Attribute Description Required
file The file to copy. This can be a local path or a remote path of the form user[:password]@host:/directory/path. :password can be ommitted if you use key based authentication or specify the password attribute. Yes, unless a nested <fileset> element is used.
todir The directory to copy to. This can be a local path or a remote path of the form user[:password]@host:/directory/path. :password can be ommitted if you use key based authentication or specify the password attribute. Yes
port The port to connect to on the remote host. No, defaults to 22.
trust This trusts all unknown hosts if set to yes/true.
Note If you set this to false (the default), the host you connect to must be listed in your knownhosts file, this also implies that the file exists.
No, defaults to No.
knownhosts This sets the known hosts file to use to validate the identity of the remote host. This must be a SSH2 format file. SSH1 format is not supported. No, defaults to ${user.home}/.ssh/known_hosts.
failonerror Whether to halt the build if the transfer fails. No; defaults to true.
password The password. Not if you are using key based authentication or the password has been given in the file or todir attribute.
keyfile Location of the file holding the private key. Yes, if you are using key based authentication.
passphrase Passphrase for your private key. Yes, if you are using key based authentication.

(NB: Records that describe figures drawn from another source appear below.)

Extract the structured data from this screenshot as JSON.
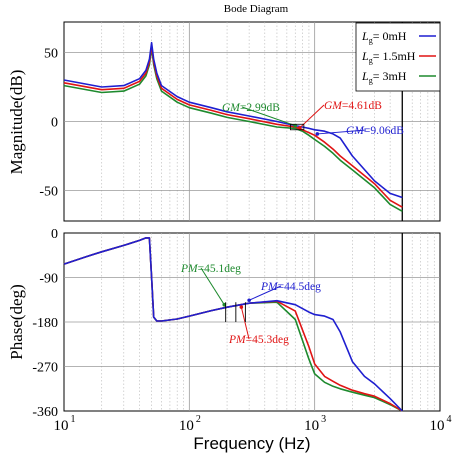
{
  "chart_data": {
    "type": "line",
    "title": "Bode Diagram",
    "xlabel": "Frequency  (Hz)",
    "x_scale": "log",
    "xlim": [
      10,
      10000
    ],
    "x_tick_labels": [
      "10",
      "10",
      "10",
      "10"
    ],
    "x_tick_exponents": [
      "1",
      "2",
      "3",
      "4"
    ],
    "legend": {
      "placement": "top-right",
      "prefix": "L",
      "subscript": "g",
      "entries": [
        "= 0mH",
        "= 1.5mH",
        "= 3mH"
      ]
    },
    "colors": {
      "0mH": "#1f1fd0",
      "1.5mH": "#e01414",
      "3mH": "#1e8a2e"
    },
    "vertical_marker_hz": 5000,
    "panels": [
      {
        "name": "magnitude",
        "ylabel": "Magnitude(dB)",
        "ylim": [
          -72,
          72
        ],
        "y_ticks": [
          50,
          0,
          -50
        ],
        "y_tick_labels": [
          "50",
          "0",
          "-50"
        ],
        "series": [
          {
            "name": "0mH",
            "x": [
              10,
              20,
              30,
              40,
              45,
              48,
              50,
              52,
              55,
              60,
              80,
              100,
              150,
              200,
              300,
              500,
              700,
              800,
              900,
              1000,
              1200,
              1400,
              1600,
              2000,
              3000,
              4000,
              5000
            ],
            "y": [
              30,
              25,
              26,
              31,
              37,
              45,
              57,
              45,
              35,
              26,
              18,
              14,
              10,
              7,
              4,
              0,
              -3,
              -4,
              -5,
              -6,
              -7,
              -9,
              -12,
              -25,
              -43,
              -52,
              -55
            ]
          },
          {
            "name": "1.5mH",
            "x": [
              10,
              20,
              30,
              40,
              45,
              48,
              50,
              52,
              55,
              60,
              80,
              100,
              150,
              200,
              300,
              500,
              700,
              800,
              900,
              1000,
              1200,
              1400,
              1600,
              2000,
              3000,
              4000,
              5000
            ],
            "y": [
              28,
              23,
              24,
              29,
              35,
              43,
              55,
              43,
              33,
              24,
              16,
              12,
              8,
              5,
              2,
              -2,
              -4,
              -6,
              -8,
              -10,
              -15,
              -20,
              -25,
              -32,
              -45,
              -57,
              -62
            ]
          },
          {
            "name": "3mH",
            "x": [
              10,
              20,
              30,
              40,
              45,
              48,
              50,
              52,
              55,
              60,
              80,
              100,
              150,
              200,
              300,
              500,
              700,
              800,
              900,
              1000,
              1200,
              1400,
              1600,
              2000,
              3000,
              4000,
              5000
            ],
            "y": [
              26,
              21,
              22,
              27,
              33,
              41,
              53,
              41,
              31,
              22,
              14,
              10,
              6,
              3,
              0,
              -4,
              -5,
              -7,
              -10,
              -13,
              -18,
              -23,
              -28,
              -35,
              -48,
              -60,
              -65
            ]
          }
        ],
        "annotations": [
          {
            "text": "GM=2.99dB",
            "italic_part": "GM",
            "value_part": "=2.99dB",
            "color": "#1e8a2e",
            "x": 700,
            "y": -3
          },
          {
            "text": "GM=4.61dB",
            "italic_part": "GM",
            "value_part": "=4.61dB",
            "color": "#e01414",
            "x": 760,
            "y": -4.6
          },
          {
            "text": "GM=9.06dB",
            "italic_part": "GM",
            "value_part": "=9.06dB",
            "color": "#1f1fd0",
            "x": 1050,
            "y": -9
          }
        ]
      },
      {
        "name": "phase",
        "ylabel": "Phase(deg)",
        "ylim": [
          -360,
          0
        ],
        "y_ticks": [
          0,
          -90,
          -180,
          -270,
          -360
        ],
        "y_tick_labels": [
          "0",
          "-90",
          "-180",
          "-270",
          "-360"
        ],
        "series": [
          {
            "name": "0mH",
            "x": [
              10,
              15,
              20,
              30,
              40,
              45,
              48,
              50,
              52,
              55,
              60,
              80,
              100,
              150,
              200,
              300,
              500,
              700,
              900,
              1000,
              1200,
              1400,
              1600,
              2000,
              2500,
              3000,
              4000,
              5000
            ],
            "y": [
              -63,
              -48,
              -38,
              -25,
              -15,
              -10,
              -10,
              -90,
              -170,
              -178,
              -178,
              -174,
              -168,
              -157,
              -150,
              -142,
              -137,
              -145,
              -160,
              -165,
              -168,
              -175,
              -200,
              -260,
              -290,
              -305,
              -335,
              -360
            ]
          },
          {
            "name": "1.5mH",
            "x": [
              10,
              15,
              20,
              30,
              40,
              45,
              48,
              50,
              52,
              55,
              60,
              80,
              100,
              150,
              200,
              300,
              500,
              700,
              900,
              1000,
              1200,
              1400,
              1600,
              2000,
              2500,
              3000,
              4000,
              5000
            ],
            "y": [
              -63,
              -48,
              -38,
              -25,
              -15,
              -10,
              -10,
              -90,
              -170,
              -178,
              -178,
              -174,
              -168,
              -157,
              -150,
              -142,
              -138,
              -158,
              -230,
              -265,
              -290,
              -300,
              -308,
              -318,
              -325,
              -330,
              -345,
              -360
            ]
          },
          {
            "name": "3mH",
            "x": [
              10,
              15,
              20,
              30,
              40,
              45,
              48,
              50,
              52,
              55,
              60,
              80,
              100,
              150,
              200,
              300,
              500,
              700,
              900,
              1000,
              1200,
              1400,
              1600,
              2000,
              2500,
              3000,
              4000,
              5000
            ],
            "y": [
              -63,
              -48,
              -38,
              -25,
              -15,
              -10,
              -10,
              -90,
              -170,
              -178,
              -178,
              -174,
              -168,
              -157,
              -150,
              -142,
              -140,
              -175,
              -255,
              -285,
              -302,
              -310,
              -315,
              -322,
              -328,
              -333,
              -347,
              -360
            ]
          }
        ],
        "annotations": [
          {
            "text": "PM=45.1deg",
            "italic_part": "PM",
            "value_part": "=45.1deg",
            "color": "#1e8a2e",
            "x": 190,
            "y": -145
          },
          {
            "text": "PM=44.5deg",
            "italic_part": "PM",
            "value_part": "=44.5deg",
            "color": "#1f1fd0",
            "x": 300,
            "y": -136
          },
          {
            "text": "PM=45.3deg",
            "italic_part": "PM",
            "value_part": "=45.3deg",
            "color": "#e01414",
            "x": 260,
            "y": -150
          }
        ]
      }
    ]
  }
}
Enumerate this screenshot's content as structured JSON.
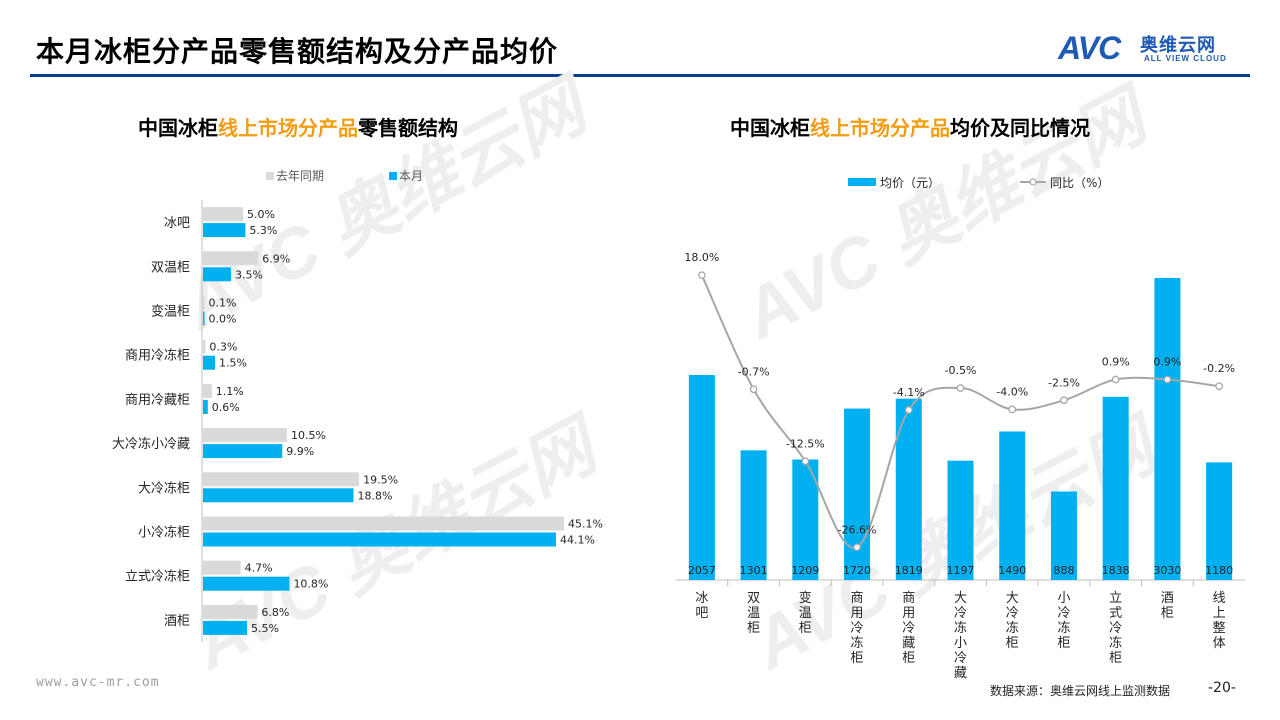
{
  "header": {
    "title": "本月冰柜分产品零售额结构及分产品均价",
    "logo_mark": "AVC",
    "logo_cn": "奥维云网",
    "logo_en": "ALL VIEW CLOUD"
  },
  "left_chart": {
    "title_pre": "中国冰柜",
    "title_hl": "线上市场分产品",
    "title_post": "零售额结构"
  },
  "right_chart": {
    "title_pre": "中国冰柜",
    "title_hl": "线上市场分产品",
    "title_post": "均价及同比情况"
  },
  "footer": {
    "url": "www.avc-mr.com",
    "source": "数据来源：奥维云网线上监测数据",
    "page": "-20-"
  },
  "colors": {
    "accent_blue": "#00b0f0",
    "last_year_gray": "#d9d9d9",
    "yoy_line_gray": "#a6a6a6",
    "highlight_orange": "#f39c12",
    "brand_blue": "#0a3d91"
  },
  "chart_data": [
    {
      "type": "bar",
      "orientation": "horizontal",
      "categories": [
        "冰吧",
        "双温柜",
        "变温柜",
        "商用冷冻柜",
        "商用冷藏柜",
        "大冷冻小冷藏",
        "大冷冻柜",
        "小冷冻柜",
        "立式冷冻柜",
        "酒柜"
      ],
      "series": [
        {
          "name": "去年同期",
          "values": [
            5.0,
            6.9,
            0.1,
            0.3,
            1.1,
            10.5,
            19.5,
            45.1,
            4.7,
            6.8
          ],
          "labels": [
            "5.0%",
            "6.9%",
            "0.1%",
            "0.3%",
            "1.1%",
            "10.5%",
            "19.5%",
            "45.1%",
            "4.7%",
            "6.8%"
          ]
        },
        {
          "name": "本月",
          "values": [
            5.3,
            3.5,
            0.0,
            1.5,
            0.6,
            9.9,
            18.8,
            44.1,
            10.8,
            5.5
          ],
          "labels": [
            "5.3%",
            "3.5%",
            "0.0%",
            "1.5%",
            "0.6%",
            "9.9%",
            "18.8%",
            "44.1%",
            "10.8%",
            "5.5%"
          ]
        }
      ],
      "xlim": [
        0,
        50
      ],
      "legend": "top",
      "grid": false
    },
    {
      "type": "bar",
      "categories": [
        "冰吧",
        "双温柜",
        "变温柜",
        "商用冷冻柜",
        "商用冷藏柜",
        "大冷冻小冷藏",
        "大冷冻柜",
        "小冷冻柜",
        "立式冷冻柜",
        "酒柜",
        "线上整体"
      ],
      "series": [
        {
          "name": "均价（元）",
          "type": "bar",
          "values": [
            2057,
            1301,
            1209,
            1720,
            1819,
            1197,
            1490,
            888,
            1838,
            3030,
            1180
          ],
          "labels": [
            "2057",
            "1301",
            "1209",
            "1720",
            "1819",
            "1197",
            "1490",
            "888",
            "1838",
            "3030",
            "1180"
          ]
        },
        {
          "name": "同比（%）",
          "type": "line",
          "values": [
            18.0,
            -0.7,
            -12.5,
            -26.6,
            -4.1,
            -0.5,
            -4.0,
            -2.5,
            0.9,
            0.9,
            -0.2
          ],
          "labels": [
            "18.0%",
            "-0.7%",
            "-12.5%",
            "-26.6%",
            "-4.1%",
            "-0.5%",
            "-4.0%",
            "-2.5%",
            "0.9%",
            "0.9%",
            "-0.2%"
          ]
        }
      ],
      "ylim_bar": [
        0,
        3300
      ],
      "ylim_line": [
        -30,
        20
      ],
      "legend": "top",
      "grid": false
    }
  ]
}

Parameters specified as nested elements

fileset

FileSets are used to select sets of files to copy. To use a fileset, the todir attribute must be set.

Examples

Copy a single local file to a remote machine

  <scp file="myfile.txt" todir="user:password@somehost:/home/chuck"/>

Copy a single local file to a remote machine with separate password attribute

  <scp file="myfile.txt" todir="user@somehost:/home/chuck" password="password"/>

Copy a single local file to a remote machine using key base authentication.

  <scp file="myfile.txt"
       todir="user@somehost:/home/chuck" 
       keyfile="${user.home}/.ssh/id_dsa"
       passphrase="my extremely secret passphrase"
  />

Copy a single remote file to a local directory

  <scp file="user:password@somehost:/home/chuck/myfile.txt" todir="../some/other/dir"/>

Copy a remote directory to a local directory

  <scp file="user:password@somehost:/home/chuck/*" todir="/home/sara" />

Copy a local directory to a remote directory

  <scp todir="user:password@somehost:/home/chuck/">
    <fileset dir="src_dir"/>
  </scp>

Copy a set of files to a directory

  <scp todir="user:password@somehost:/home/chuck">
    <fileset dir="src_dir">
      <include name="**/*.java"/>
    </fileset>
  </scp>

  <scp todir="user:password@somehost:/home/chuck">
    <fileset dir="src_dir" excludes="**/*.java"/>
  </scp>

Security Note: Hard coding passwords and/or usernames in scp task can be a serious security hole. Consider using variable substituion and include the password on the command line. For example:

    <scp todir="${username}:${password}@host:/dir" ...>
Invoke ant with the following command line:
    ant -Dusername=me -Dpassword=mypassword target1 target2

Unix Note: File permissions are not retained when files are copied; they end up with the default UMASK permissions instead. This is caused by the lack of any means to query or set file permissions in the current Java runtimes. If you need a permission- preserving copy function, use <exec executable="scp" ... > instead.